Татьяна ничего не ответила и вышла.

Глава 16

— Что касается твоей персоны, — сказал Васильев, пристально глядя на сидевшего перед ним мужчину, — то мы знаем, кто ты такой на самом деле.

— И кто же, по-вашему, я такой? — мрачно спросил Унтер.

Смершевцы тщательно готовились к этому разговору, и им казалось, что Унтер будет упираться, изворачиваться, ловчить, лгать — словом, вести себя так, как ведет себя большинство разоблаченных врагов. Тем более если это не просто враг, а двуличный враг. Он и фашистский пособник в лагере, он и вражеский диверсант, и к тому же бывший советский солдат, сознательно перешедший на сторону врага. Но, похоже, Унтер вовсе и не думал ни изворачиваться, ни упираться. Было очевидно, что он заранее наметил для себя линию поведения, но что это была за линия, в чем был ее смысл — того смершевцы не знали. Ну а если они этого не знали, то и самим им приходилось на ходу придумывать свою собственную линию поведения.

— Ты сам знаешь, кто ты такой, — ответил Васильев.

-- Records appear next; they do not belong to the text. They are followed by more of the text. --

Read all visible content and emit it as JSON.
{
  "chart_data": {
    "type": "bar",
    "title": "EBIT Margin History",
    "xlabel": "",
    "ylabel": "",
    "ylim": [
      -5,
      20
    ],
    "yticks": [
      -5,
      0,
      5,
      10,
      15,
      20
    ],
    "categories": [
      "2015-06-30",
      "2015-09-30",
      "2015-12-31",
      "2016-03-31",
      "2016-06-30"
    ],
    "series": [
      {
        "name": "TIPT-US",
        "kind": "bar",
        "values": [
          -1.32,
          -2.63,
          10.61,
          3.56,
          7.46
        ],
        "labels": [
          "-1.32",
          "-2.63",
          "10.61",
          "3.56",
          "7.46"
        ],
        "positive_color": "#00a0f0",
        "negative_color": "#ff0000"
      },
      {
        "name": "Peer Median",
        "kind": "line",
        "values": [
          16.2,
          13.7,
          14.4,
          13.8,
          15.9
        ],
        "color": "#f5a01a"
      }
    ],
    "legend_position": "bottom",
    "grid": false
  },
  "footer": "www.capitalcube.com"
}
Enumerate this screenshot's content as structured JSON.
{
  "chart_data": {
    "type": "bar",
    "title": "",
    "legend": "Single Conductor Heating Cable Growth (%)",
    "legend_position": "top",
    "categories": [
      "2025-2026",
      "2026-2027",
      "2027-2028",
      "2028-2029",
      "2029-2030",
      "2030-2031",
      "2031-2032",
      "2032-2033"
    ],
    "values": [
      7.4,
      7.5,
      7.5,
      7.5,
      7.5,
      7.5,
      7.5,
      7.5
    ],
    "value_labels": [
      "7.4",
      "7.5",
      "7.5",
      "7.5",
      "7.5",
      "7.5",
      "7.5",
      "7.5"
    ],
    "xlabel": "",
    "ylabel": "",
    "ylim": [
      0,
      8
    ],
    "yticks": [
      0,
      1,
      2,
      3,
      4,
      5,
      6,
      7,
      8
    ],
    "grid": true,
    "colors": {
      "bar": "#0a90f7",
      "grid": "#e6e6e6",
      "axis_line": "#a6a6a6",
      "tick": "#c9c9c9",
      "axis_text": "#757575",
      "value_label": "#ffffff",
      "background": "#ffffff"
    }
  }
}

— И вы, значит, все обо мне знаете, и я о себе тоже все знаю, — усмехнулся Унтер. — Да и мне о вас тоже все ведомо. Все всё про всех знают… А тогда — что же вы от меня хотите?

— Чтобы ты ответил нам на один вопрос, — сказал Васильев.

— Это насчет Фукса, что ли? — Унтер в упор взглянул на Васильева.

— Угадал, — сказал Васильев. — Насчет него.

— Да тут и угадывать нечего. — Унтер все так же продолжал усмехаться. — Кто же вас интересует еще, кроме него? Со всеми прочими вы справились. Кого постреляли, кого законопатили. Остался лишь Фукс. Ну и еще кое-кто, но они не в счет.

— Ну вот и расскажи нам. — Васильев продолжал в упор разглядывать Унтера. Ему хотелось понять, почему именно так, а не как-то иначе он себя ведет. На что он рассчитывает? На что надеется?

— Это о Фуксе, что ли? — спросил Унтер с нарочитой ленцой и даже, как показалось Васильеву, с издевкой. — И чего ради я должен вам о нем рассказывать?